In Thessaloniki wurde Kostas Fragoulis von einem Beamten getötet, weil er ein Rom war

Von John Malamatinas

Thessaloniki war das Zentrum massiver Auseinandersetzungen zwischen Polizei und Protestierenden. Foto: Partizan Yunanistan/Twitter

Pavlos Fragoulis kniet sich vor der Wand hin, zündet eine Zigarette an und legt sie auf den Boden. Er zündet eine weitere an und raucht sie. Er murmelt vor sich hin, die Tränen laufen übers Gesicht. Vor ihm steht frisch gesprüht der Name seines Sohnes, Kostas. Etwas weiter rechts über die Treppe steht: »Es war nicht das Benzin, es war nicht das Geld, die Bullen haben auf mich geschossen, weil ich ein Roma war.« Es ist ein sonniger Dezembertag zwischen Weihnachten und Silvester. Familie und Freund*innen haben sich versammelt, um ein Graffiti am Tatort, hier in Diavata/Thessaloniki im Norden Griechenlands, anzubringen. Ursprünglich war geplant, die komplette Wand mit einem Porträt von ihm zu verzieren. Der Hotelbesitzer weigerte sich aber, die ganze Wand freizugeben. Die Aktion wurde am gleichen Tag an der Autobahnauffahrt zum Viertel vervollständigt.

Kurz nach 1 Uhr morgens am 5. Dezember wurde der 16-Jährige Rom Kostas Fragoulis in seinem Pickup-Truck von einem Motorradpolizisten der DIAS-Einheit in den Hinterkopf geschossen. Obwohl schwer verletzt, soll Fragoulis zunächst in kritischem Zustand überlebt haben. Der Vorfall ereignete sich, nachdem er angeblich eine nahe gelegene Tankstelle verlassen hatte, ohne Benzin im Wert von 20 Euro zu bezahlen. Aufnahmen einer Überwachungskamera von der Tankstelle zeigten, dass die Polizisten im Laden Bier tranken, bevor sie vom Besitzer darüber informiert wurden, dass das Fahrzeug abfuhr, ohne zu bezahlen. Anschließend jagten die Polizisten den jungen Fahrer. Knapp 500 Meter vor der Grenze zur Roma-Siedlung, in der Kostas lebte, erschossen sie ihn. Es ist nicht bekannt, ob das Fahrzeug von Fragoulis vor oder nach den Schüssen gegen eine Wand gefahren ist, er wurde jedoch in ernstem Zustand ins Krankenhaus gebracht und dort sofort operiert.
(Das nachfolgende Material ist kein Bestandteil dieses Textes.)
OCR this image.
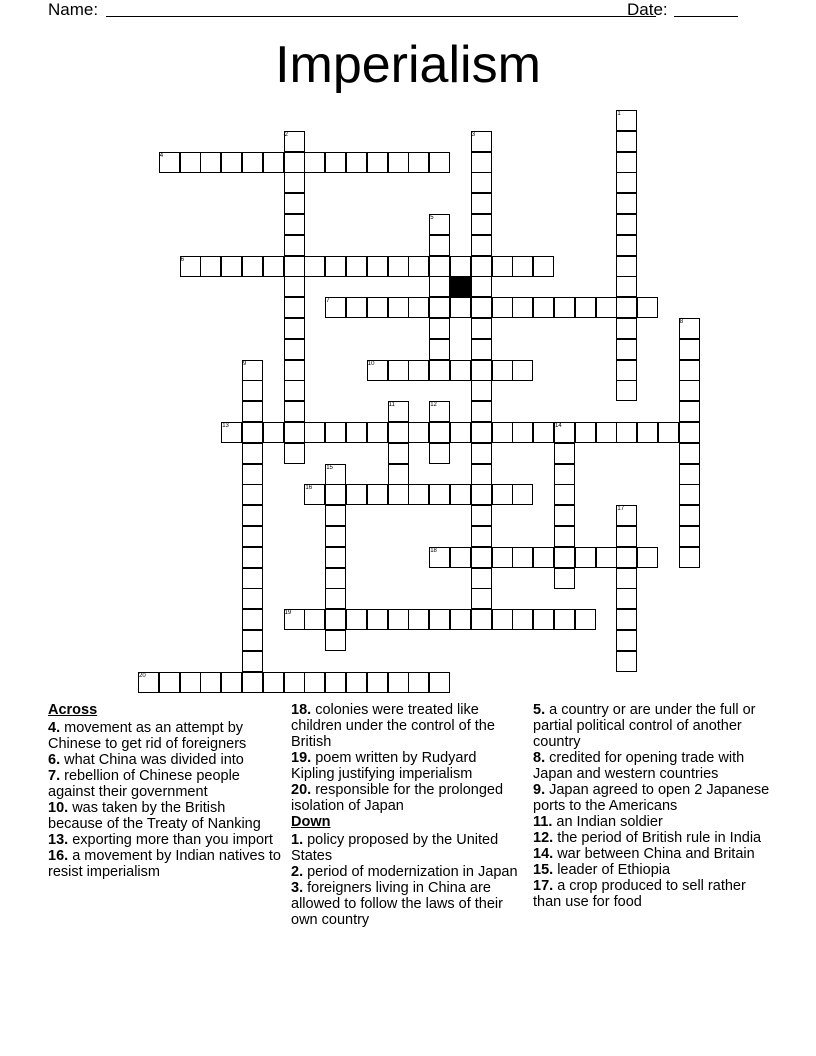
Name:	Date:
Imperialism
1
2	3
4
5
6
7
8
9	10
11	12
13	14
15
16
17
18
19
20
Across
4. movement as an attempt by Chinese to get rid of foreigners
6. what China was divided into
7. rebellion of Chinese people against their government
10. was taken by the British because of the Treaty of Nanking
13. exporting more than you import
16. a movement by Indian natives to resist imperialism
18. colonies were treated like children under the control of the British
19. poem written by Rudyard Kipling justifying imperialism
20. responsible for the prolonged isolation of Japan
Down
1. policy proposed by the United States
2. period of modernization in Japan
3. foreigners living in China are allowed to follow the laws of their own country
5. a country or are under the full or partial political control of another country
8. credited for opening trade with Japan and western countries
9. Japan agreed to open 2 Japanese ports to the Americans
11. an Indian soldier
12. the period of British rule in India
14. war between China and Britain
15. leader of Ethiopia
17. a crop produced to sell rather than use for food
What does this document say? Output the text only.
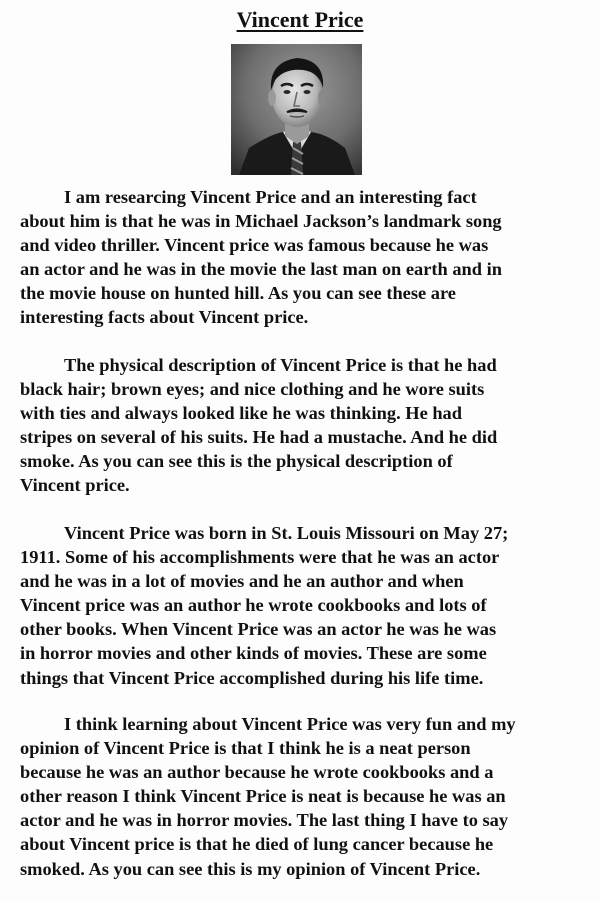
Vincent Price

I am researcing Vincent Price and an interesting fact
about him is that he was in Michael Jackson’s landmark song
and video thriller. Vincent price was famous because he was
an actor and he was in the movie the last man on earth and in
the movie house on hunted hill. As you can see these are
interesting facts about Vincent price.

The physical description of Vincent Price is that he had
black hair; brown eyes; and nice clothing and he wore suits
with ties and always looked like he was thinking. He had
stripes on several of his suits. He had a mustache. And he did
smoke. As you can see this is the physical description of
Vincent price.

Vincent Price was born in St. Louis Missouri on May 27;
1911. Some of his accomplishments were that he was an actor
and he was in a lot of movies and he an author and when
Vincent price was an author he wrote cookbooks and lots of
other books. When Vincent Price was an actor he was he was
in horror movies and other kinds of movies. These are some
things that Vincent Price accomplished during his life time.

I think learning about Vincent Price was very fun and my
opinion of Vincent Price is that I think he is a neat person
because he was an author because he wrote cookbooks and a
other reason I think Vincent Price is neat is because he was an
actor and he was in horror movies. The last thing I have to say
about Vincent price is that he died of lung cancer because he
smoked. As you can see this is my opinion of Vincent Price.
Die Polizei spricht von Notwehr, weil Fragoulis versucht haben soll, sie zu rammen – Tatsache ist aber, dass der Polizist von einem fahrenden Motorrad wild geschossen hat.

Bemerkenswert war die teilweise koordinierte Revolte in zahlreichen Roma-Siedlungen und -Vierteln in ganz Griechenland.

Schon am Morgen nach der Tat versammelten sich viele Verwandte und Freund*innen von Fragoulis vor dem Krankenhaus, um ihre Unterstützung zu zeigen. Es tauchten Bereitschaftspolizisten auf, woraufhin die Menge die Einheit angriff. Nachdem die Polizeieinheit Tränengas in die Menge geworfen hatte, war sie gezwungen, sich zurückzuziehen. Am Abend kam es zu einer Spontandemonstration durch die Innenstadt, organisiert von linken Gruppen, bei der es ebenfalls zur Auseinandersetzungen mit der Polizei kam.

Der 6. Dezember und der Aufstand der Roma

Die Erschießung von Fragoulis heizte die Stimmung kurz vor den jährlichen Demonstrationen zum 6. Dezember an. Der 6. ist der Jahrestag der Ermordung des 15-jährigen Alexis Grigoropoulos durch einen Polizisten im linksalternativen Stadtteil Athens, Exarchia, im Jahr 2008. Die Tat führte damals zu einem wochenlangen Aufstand in ganz Griechenland, vor allem durch Schüler*innen und Student*innen angetrieben. Dieses Jahr nahmen 10.000 Menschen an einem großen Marsch durch das Zentrum von Thessaloniki teil, eine der größten Demonstrationen der letzten Jahre. Am Ende errichteten Hunderte Barrikaden, bewarfen die Polizei mit Molotowcocktails, Steinen und schossen Leuchtraketen. In ganz Griechenland versammelten sich in diesem Jahr bei den Gedenkmärschen zahlreiche Demonstrierende. Städte wie Athen, Ioannina und Larissa erlebten veritable Unruhen. Alle Demonstrationen thematisierten den mörderischen Vorfall von Thessaloniki.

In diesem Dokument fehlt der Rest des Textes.